Harajuku Doesn’t Do Autumn

Every year, as October arrives in Europe, there’s an implicit agreement to disappear—black coats, dark pullovers, grey scarves, the full retreat into muted tones as if the season demands camouflage. In Tokyo, specifically in Harajuku, Shibuya, and Yoyogi, that agreement simply doesn’t exist.

The brands doing rounds in those neighborhoods cover the full spectrum of subcultural maximalism: Angelic Pretty and Baby, The Stars Shine Bright for the sweet Lolita end, Hysteric Glamour for something grittier and more Western-inflected, John Lawrence Sullivan for sharp tailoring with a vaguely dangerous edge. 6%DOKIDOKI occupies the kawaii maximalist corner where more is always more and restraint is basically a character flaw.
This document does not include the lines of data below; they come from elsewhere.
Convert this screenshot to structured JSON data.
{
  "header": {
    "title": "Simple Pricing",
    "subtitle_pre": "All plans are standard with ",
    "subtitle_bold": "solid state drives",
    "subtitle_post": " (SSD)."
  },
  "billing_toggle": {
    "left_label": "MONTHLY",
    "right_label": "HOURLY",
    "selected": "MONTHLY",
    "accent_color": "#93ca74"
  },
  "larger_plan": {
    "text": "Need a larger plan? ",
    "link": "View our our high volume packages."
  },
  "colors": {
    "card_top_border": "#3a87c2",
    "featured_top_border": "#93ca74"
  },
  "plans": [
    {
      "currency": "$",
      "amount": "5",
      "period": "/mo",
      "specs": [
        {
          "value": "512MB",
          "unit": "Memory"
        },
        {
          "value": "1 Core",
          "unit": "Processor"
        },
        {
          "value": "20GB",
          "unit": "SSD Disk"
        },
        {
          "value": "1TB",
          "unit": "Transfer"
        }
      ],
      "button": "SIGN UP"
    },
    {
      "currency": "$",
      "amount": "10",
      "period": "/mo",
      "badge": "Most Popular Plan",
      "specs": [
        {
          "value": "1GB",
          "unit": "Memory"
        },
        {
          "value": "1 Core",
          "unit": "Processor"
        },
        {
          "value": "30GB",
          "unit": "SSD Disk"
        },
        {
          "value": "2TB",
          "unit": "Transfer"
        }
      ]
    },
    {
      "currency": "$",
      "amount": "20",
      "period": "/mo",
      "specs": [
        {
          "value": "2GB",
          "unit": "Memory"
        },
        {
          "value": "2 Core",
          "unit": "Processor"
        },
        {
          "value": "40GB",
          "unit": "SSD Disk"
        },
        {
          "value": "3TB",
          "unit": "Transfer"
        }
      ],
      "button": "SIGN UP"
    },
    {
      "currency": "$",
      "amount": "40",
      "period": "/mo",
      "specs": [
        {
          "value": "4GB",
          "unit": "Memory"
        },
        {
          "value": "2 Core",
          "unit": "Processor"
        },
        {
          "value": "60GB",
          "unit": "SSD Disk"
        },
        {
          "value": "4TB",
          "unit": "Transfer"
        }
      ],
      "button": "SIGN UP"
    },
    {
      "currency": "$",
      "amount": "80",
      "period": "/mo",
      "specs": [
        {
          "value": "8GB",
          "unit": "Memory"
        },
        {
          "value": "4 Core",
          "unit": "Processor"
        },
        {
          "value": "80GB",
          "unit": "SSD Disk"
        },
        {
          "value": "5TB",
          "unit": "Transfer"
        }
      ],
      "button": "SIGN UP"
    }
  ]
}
Galaxxxy inhabits whatever genre exists at the intersection of space opera and club wear.

What keeps drawing me back to Harajuku street photography isn’t the individual pieces—it’s the specificity of each assembled look. These aren’t people picking up a trend from a feed and wearing it; they’ve built something out of a dozen overlapping references and then taken it outside. That specificity comes through better here than in most fashion magazines. The clothes are loud because the statement underneath is loud: school uniform off, actual self back on. That transaction happens every weekend, and I never get tired of watching it.